Today I start setting up a new web server for our small, non-profit. Because none of us are sys admins, we're be doing basically what the previous person did, when he set it up on the old server years ago. We have public facing website for our non-profit, what I like to call "brochureware". It describes who we are, where we're located, etc. The previous guy placed this all in wwwroot. Not a folder within wwwroot, just wwwroot. I've always felt that was probably wrong, but I didn't know any better, and I certainly wasn't in charge of it back then. Now that it falls on me, I don't know what I'm supposed to do, so I'd appreciate some help on this, please.

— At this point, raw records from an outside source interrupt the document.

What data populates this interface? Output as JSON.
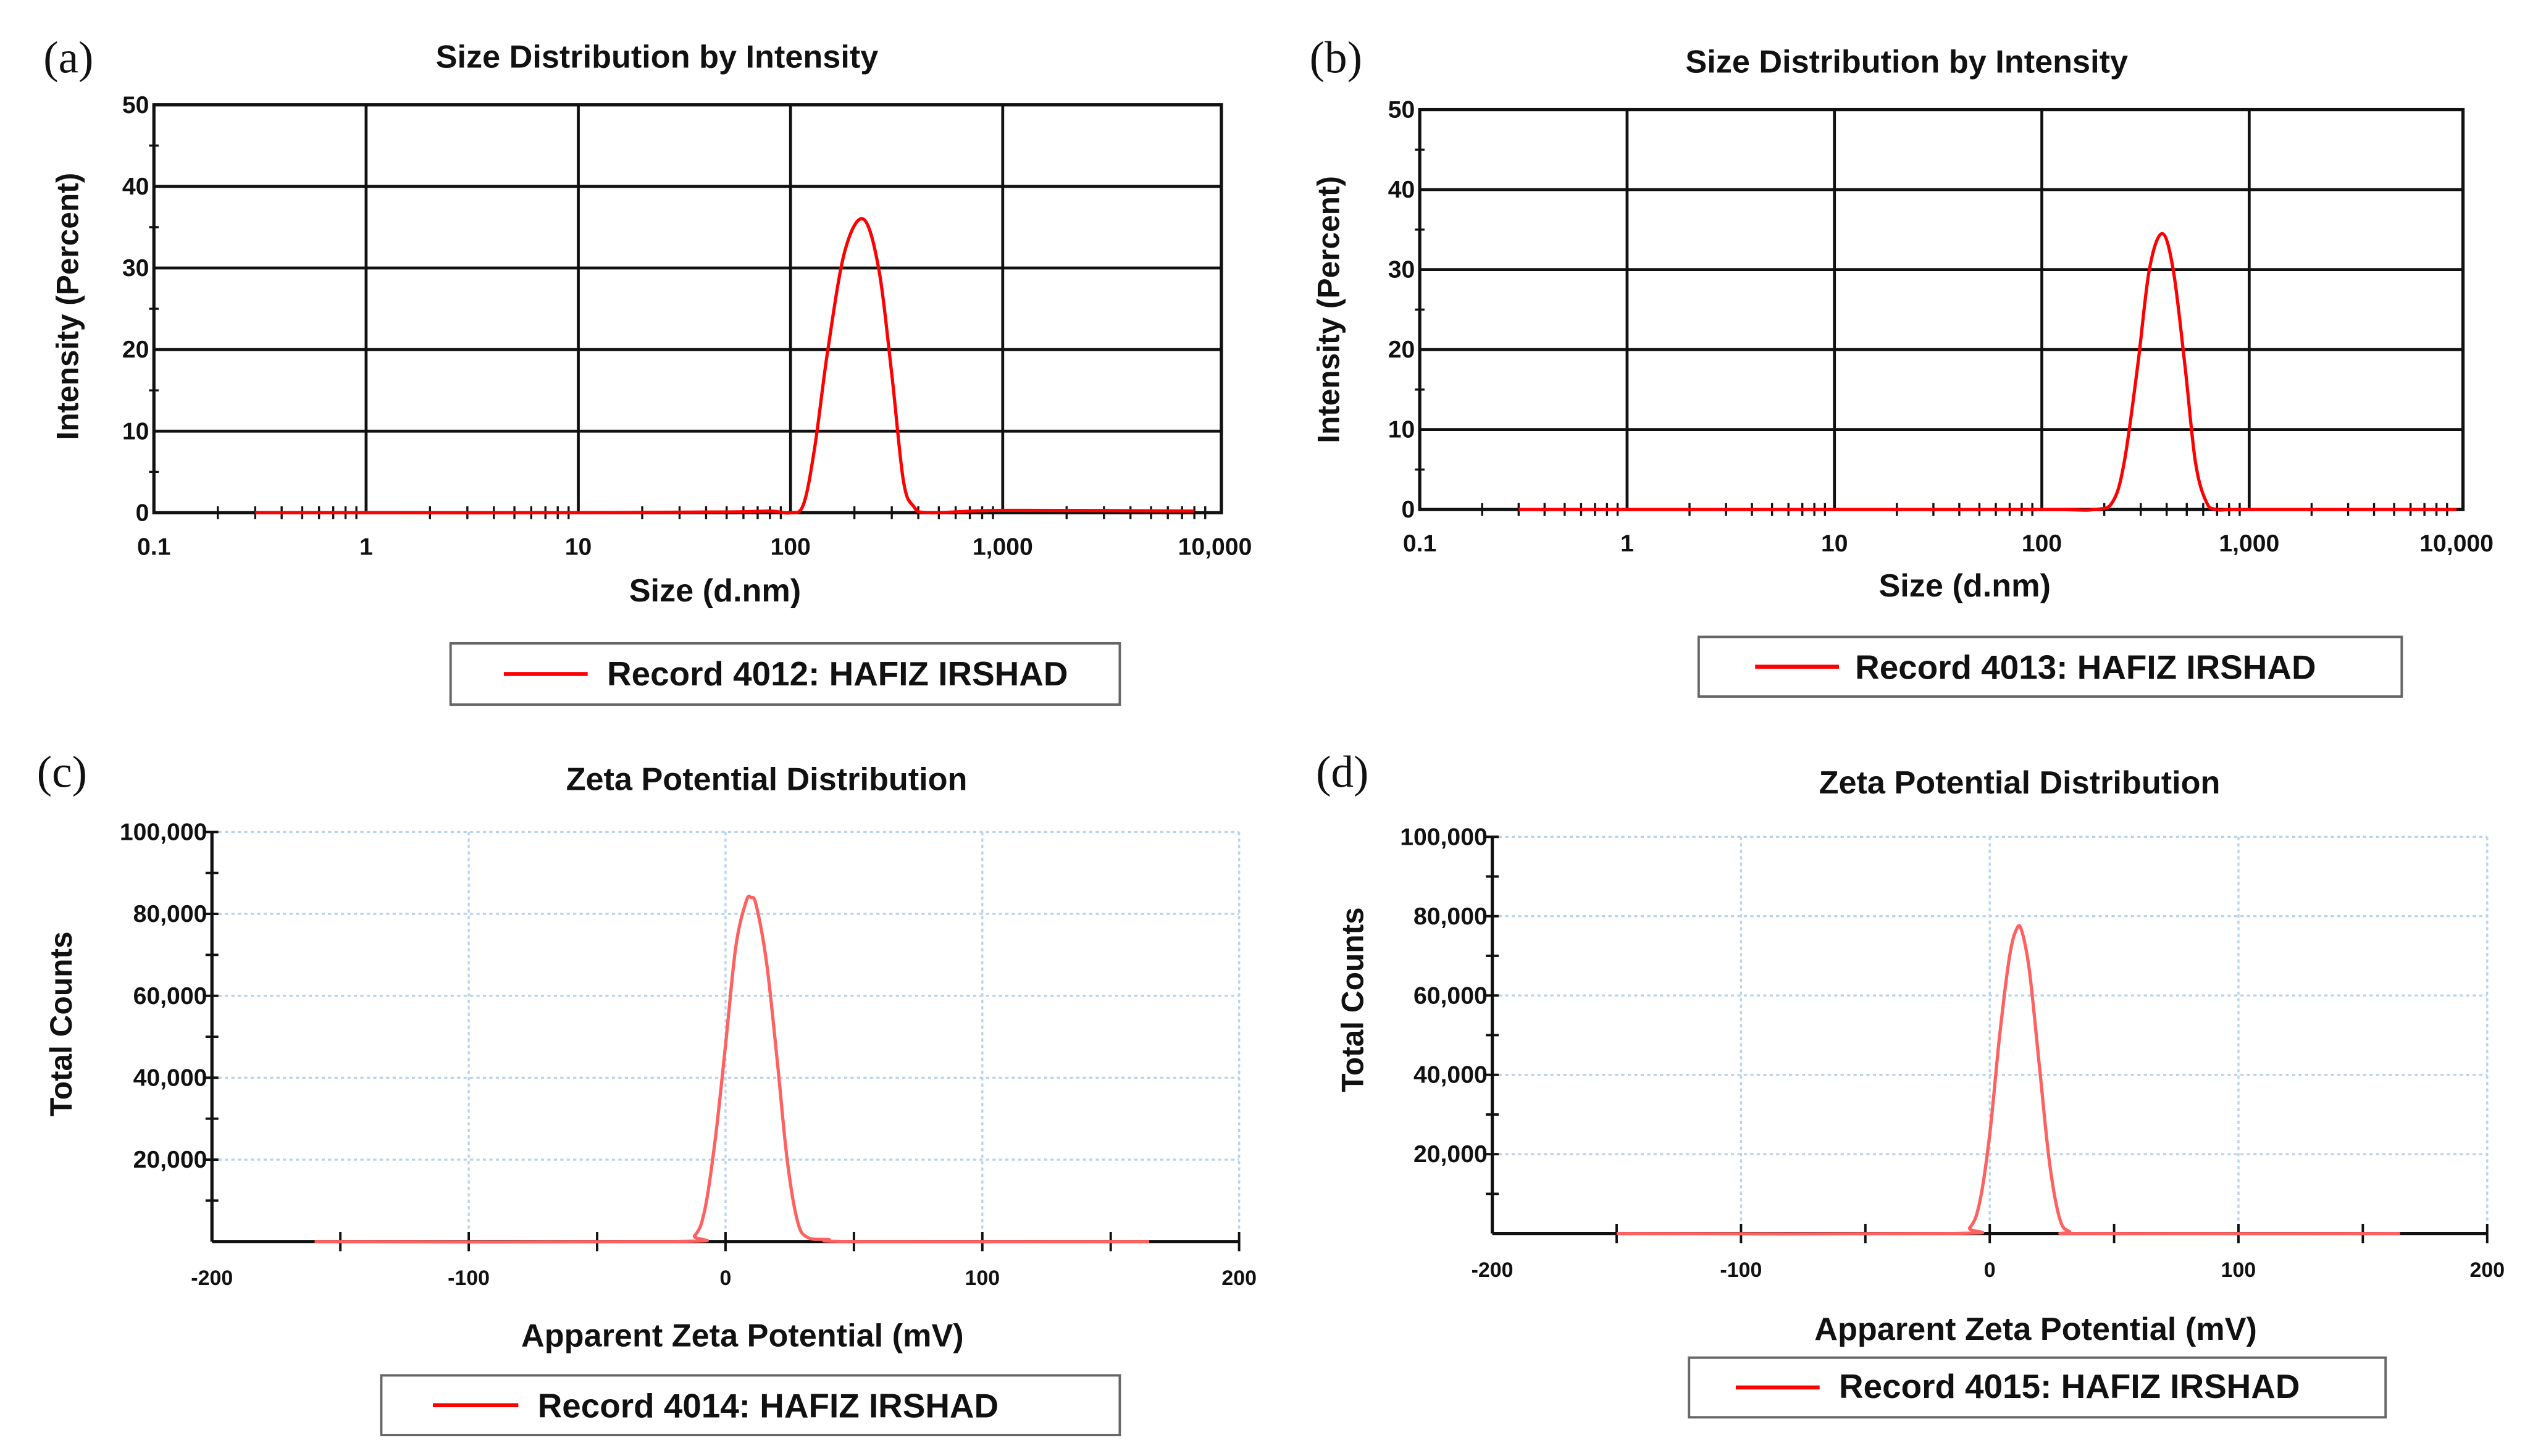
{
  "chart_data": [
    {
      "panel": "(a)",
      "type": "line",
      "title": "Size Distribution by Intensity",
      "xlabel": "Size (d.nm)",
      "ylabel": "Intensity (Percent)",
      "xscale": "log",
      "xlim": [
        0.1,
        10000
      ],
      "ylim": [
        0,
        50
      ],
      "xticks": [
        0.1,
        1,
        10,
        100,
        1000,
        10000
      ],
      "xtick_labels": [
        "0.1",
        "1",
        "10",
        "100",
        "1,000",
        "10,000"
      ],
      "yticks": [
        0,
        10,
        20,
        30,
        40,
        50
      ],
      "ytick_labels": [
        "0",
        "10",
        "20",
        "30",
        "40",
        "50"
      ],
      "grid": "solid",
      "legend": "below",
      "series": [
        {
          "name": "Record 4012: HAFIZ IRSHAD",
          "color": "#ff0000",
          "x": [
            0.3,
            1,
            10,
            50,
            80,
            100,
            115,
            130,
            150,
            180,
            220,
            260,
            300,
            340,
            380,
            450,
            1000,
            8000
          ],
          "y": [
            0,
            0,
            0,
            0.1,
            0.2,
            0,
            1,
            8,
            20,
            32,
            36,
            30,
            17,
            4,
            0.8,
            0,
            0.3,
            0.2
          ]
        }
      ]
    },
    {
      "panel": "(b)",
      "type": "line",
      "title": "Size Distribution by Intensity",
      "xlabel": "Size (d.nm)",
      "ylabel": "Intensity (Percent)",
      "xscale": "log",
      "xlim": [
        0.1,
        10000
      ],
      "ylim": [
        0,
        50
      ],
      "xticks": [
        0.1,
        1,
        10,
        100,
        1000,
        10000
      ],
      "xtick_labels": [
        "0.1",
        "1",
        "10",
        "100",
        "1,000",
        "10,000"
      ],
      "yticks": [
        0,
        10,
        20,
        30,
        40,
        50
      ],
      "ytick_labels": [
        "0",
        "10",
        "20",
        "30",
        "40",
        "50"
      ],
      "grid": "solid",
      "legend": "below",
      "series": [
        {
          "name": "Record 4013: HAFIZ IRSHAD",
          "color": "#ff0000",
          "x": [
            0.3,
            1,
            10,
            100,
            180,
            220,
            250,
            290,
            330,
            380,
            430,
            490,
            550,
            620,
            700,
            1000,
            10000
          ],
          "y": [
            0,
            0,
            0,
            0,
            0,
            1,
            6,
            18,
            30,
            34.5,
            30,
            18,
            6,
            1,
            0,
            0,
            0
          ]
        }
      ]
    },
    {
      "panel": "(c)",
      "type": "line",
      "title": "Zeta Potential Distribution",
      "xlabel": "Apparent Zeta Potential (mV)",
      "ylabel": "Total Counts",
      "xscale": "linear",
      "xlim": [
        -200,
        200
      ],
      "ylim": [
        0,
        100000
      ],
      "xticks": [
        -200,
        -100,
        0,
        100,
        200
      ],
      "xtick_labels": [
        "-200",
        "-100",
        "0",
        "100",
        "200"
      ],
      "yticks": [
        20000,
        40000,
        60000,
        80000,
        100000
      ],
      "ytick_labels": [
        "20,000",
        "40,000",
        "60,000",
        "80,000",
        "100,000"
      ],
      "grid": "dotted",
      "legend": "below",
      "series": [
        {
          "name": "Record 4014: HAFIZ IRSHAD",
          "color": "#ff6060",
          "x": [
            -160,
            -20,
            -12,
            -8,
            -4,
            0,
            4,
            8,
            10,
            12,
            16,
            20,
            24,
            28,
            32,
            40,
            50,
            165
          ],
          "y": [
            0,
            0,
            1500,
            8000,
            25000,
            48000,
            72000,
            83000,
            84000,
            82000,
            68000,
            45000,
            20000,
            5000,
            1000,
            500,
            0,
            0
          ]
        }
      ]
    },
    {
      "panel": "(d)",
      "type": "line",
      "title": "Zeta Potential Distribution",
      "xlabel": "Apparent Zeta Potential (mV)",
      "ylabel": "Total Counts",
      "xscale": "linear",
      "xlim": [
        -200,
        200
      ],
      "ylim": [
        0,
        100000
      ],
      "xticks": [
        -200,
        -100,
        0,
        100,
        200
      ],
      "xtick_labels": [
        "-200",
        "-100",
        "0",
        "100",
        "200"
      ],
      "yticks": [
        20000,
        40000,
        60000,
        80000,
        100000
      ],
      "ytick_labels": [
        "20,000",
        "40,000",
        "60,000",
        "80,000",
        "100,000"
      ],
      "grid": "dotted",
      "legend": "below",
      "series": [
        {
          "name": "Record 4015: HAFIZ IRSHAD",
          "color": "#ff6060",
          "x": [
            -150,
            -15,
            -8,
            -4,
            0,
            4,
            8,
            11,
            13,
            16,
            20,
            24,
            28,
            32,
            40,
            165
          ],
          "y": [
            0,
            0,
            1500,
            8000,
            25000,
            50000,
            70000,
            77000,
            76000,
            66000,
            42000,
            18000,
            4000,
            500,
            0,
            0
          ]
        }
      ]
    }
  ]
}
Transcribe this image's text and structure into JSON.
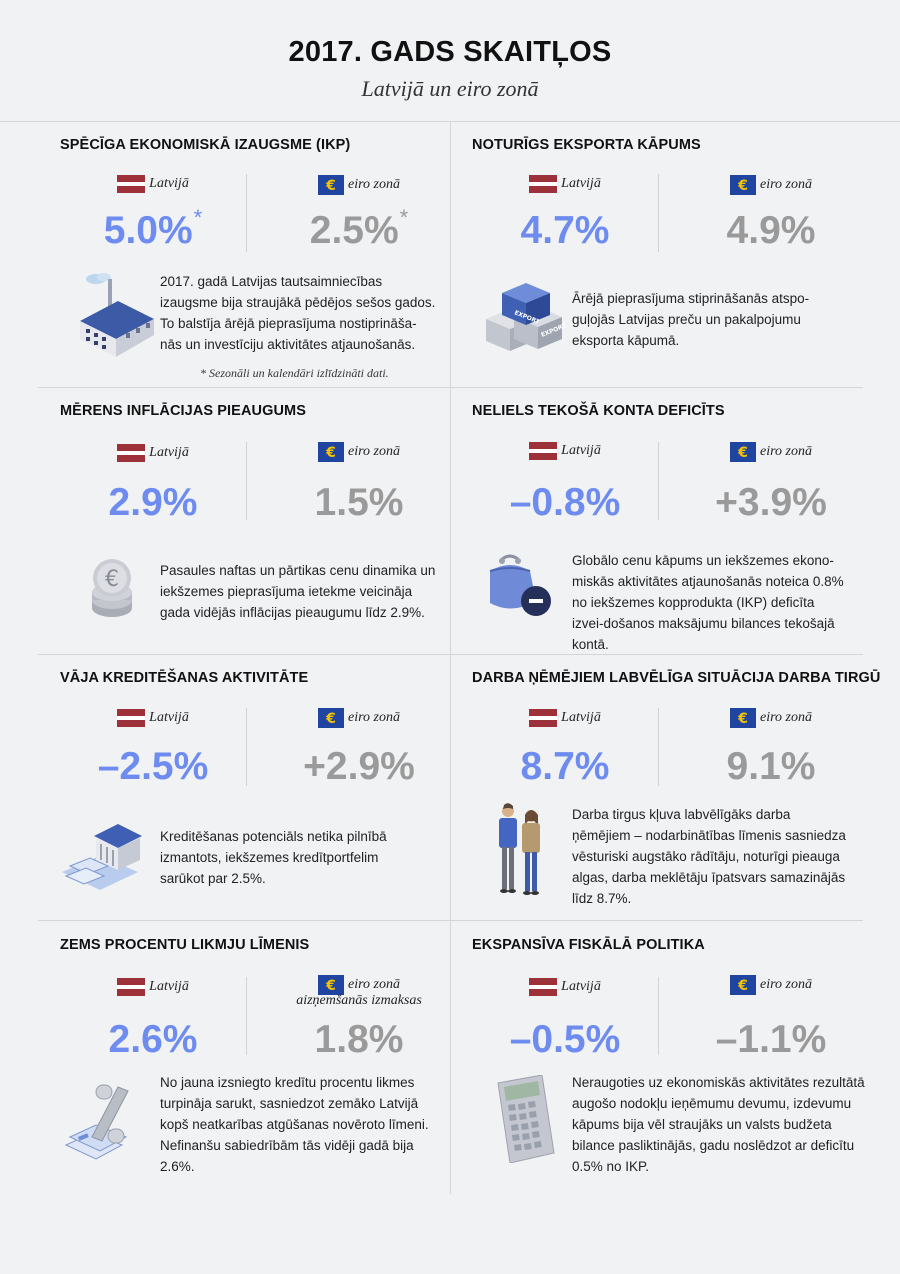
{
  "header": {
    "title": "2017. GADS SKAITĻOS",
    "subtitle": "Latvijā un eiro zonā"
  },
  "colors": {
    "latvia_value": "#6e8cf0",
    "euro_value": "#9a9a9a",
    "latvia_flag": "#9e3039",
    "eu_flag": "#1f45a0",
    "eu_star": "#f5c400"
  },
  "sections": [
    {
      "title": "SPĒCĪGA EKONOMISKĀ IZAUGSME (IKP)",
      "lv_label": "Latvijā",
      "lv_value": "5.0%",
      "lv_star": "*",
      "eu_label": "eiro zonā",
      "eu_value": "2.5%",
      "eu_star": "*",
      "icon": "factory-icon",
      "text": "2017. gadā Latvijas tautsaimniecības izaugsme bija straujākā pēdējos sešos gados. To balstīja ārējā pieprasījuma nostiprināša-nās un investīciju aktivitātes atjaunošanās.",
      "note": "* Sezonāli un kalendāri izlīdzināti dati."
    },
    {
      "title": "NOTURĪGS EKSPORTA KĀPUMS",
      "lv_label": "Latvijā",
      "lv_value": "4.7%",
      "eu_label": "eiro zonā",
      "eu_value": "4.9%",
      "icon": "export-boxes-icon",
      "box_label": "EXPORT",
      "text": "Ārējā pieprasījuma stiprināšanās atspo-guļojās Latvijas preču un pakalpojumu eksporta kāpumā."
    },
    {
      "title": "MĒRENS INFLĀCIJAS PIEAUGUMS",
      "lv_label": "Latvijā",
      "lv_value": "2.9%",
      "eu_label": "eiro zonā",
      "eu_value": "1.5%",
      "icon": "euro-coins-icon",
      "text": "Pasaules naftas un pārtikas cenu dinamika un iekšzemes pieprasījuma ietekme veicināja gada vidējās inflācijas pieaugumu līdz 2.9%."
    },
    {
      "title": "NELIELS TEKOŠĀ KONTA DEFICĪTS",
      "lv_label": "Latvijā",
      "lv_value": "–0.8%",
      "eu_label": "eiro zonā",
      "eu_value": "+3.9%",
      "icon": "wallet-minus-icon",
      "text": "Globālo cenu kāpums un iekšzemes ekono-miskās aktivitātes atjaunošanās noteica 0.8% no iekšzemes kopprodukta (IKP) deficīta izvei-došanos maksājumu bilances tekošajā kontā."
    },
    {
      "title": "VĀJA KREDITĒŠANAS AKTIVITĀTE",
      "lv_label": "Latvijā",
      "lv_value": "–2.5%",
      "eu_label": "eiro zonā",
      "eu_value": "+2.9%",
      "icon": "bank-icon",
      "text": "Kreditēšanas potenciāls netika pilnībā izmantots, iekšzemes kredītportfelim sarūkot par 2.5%."
    },
    {
      "title": "DARBA ŅĒMĒJIEM LABVĒLĪGA SITUĀCIJA DARBA TIRGŪ",
      "lv_label": "Latvijā",
      "lv_value": "8.7%",
      "eu_label": "eiro zonā",
      "eu_value": "9.1%",
      "icon": "workers-icon",
      "text": "Darba tirgus kļuva labvēlīgāks darba ņēmējiem – nodarbinātības līmenis sasniedza vēsturiski augstāko rādītāju, noturīgi pieauga algas, darba meklētāju īpatsvars samazinājās līdz 8.7%."
    },
    {
      "title": "ZEMS PROCENTU LIKMJU LĪMENIS",
      "lv_label": "Latvijā",
      "lv_value": "2.6%",
      "eu_label": "eiro zonā",
      "eu_label2": "aizņemšanās izmaksas",
      "eu_value": "1.8%",
      "icon": "percent-icon",
      "text": "No jauna izsniegto kredītu procentu likmes turpināja sarukt, sasniedzot zemāko Latvijā kopš neatkarības atgūšanas novēroto līmeni. Nefinanšu sabiedrībām tās vidēji gadā bija 2.6%."
    },
    {
      "title": "EKSPANSĪVA FISKĀLĀ POLITIKA",
      "lv_label": "Latvijā",
      "lv_value": "–0.5%",
      "eu_label": "eiro zonā",
      "eu_value": "–1.1%",
      "icon": "calculator-icon",
      "text": "Neraugoties uz ekonomiskās aktivitātes rezultātā augošo nodokļu ieņēmumu devumu, izdevumu kāpums bija vēl straujāks un valsts budžeta bilance pasliktinājās, gadu noslēdzot ar deficītu 0.5% no IKP."
    }
  ]
}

If your server is already running as it should be, I suggest you don't change anything in it.
Otherwise, you may need to hire a Windows admin. You have to be careful before changing anything on production servers especially if you don't have the required experience.
I recommend you to set up a test system and gain some experiences. It can be a copy of your production system. Use that system to evaluate changes. If they break something, repair it or reinstall it. If everything works, apply it to the production system.
And very important: Read the documentation of the systems you're working with. Try to understand why your successor did what he did. It's not that hard to run a small web server, there's lots of help out there. If you have more precise questions, come back here and we'll help you. But "How do you set up a public website on a Windows server?" question is very broad question.
As for wwwroot: What server are you using? IIS? Why do you think it's bad to put the whole page directly into wwwroot?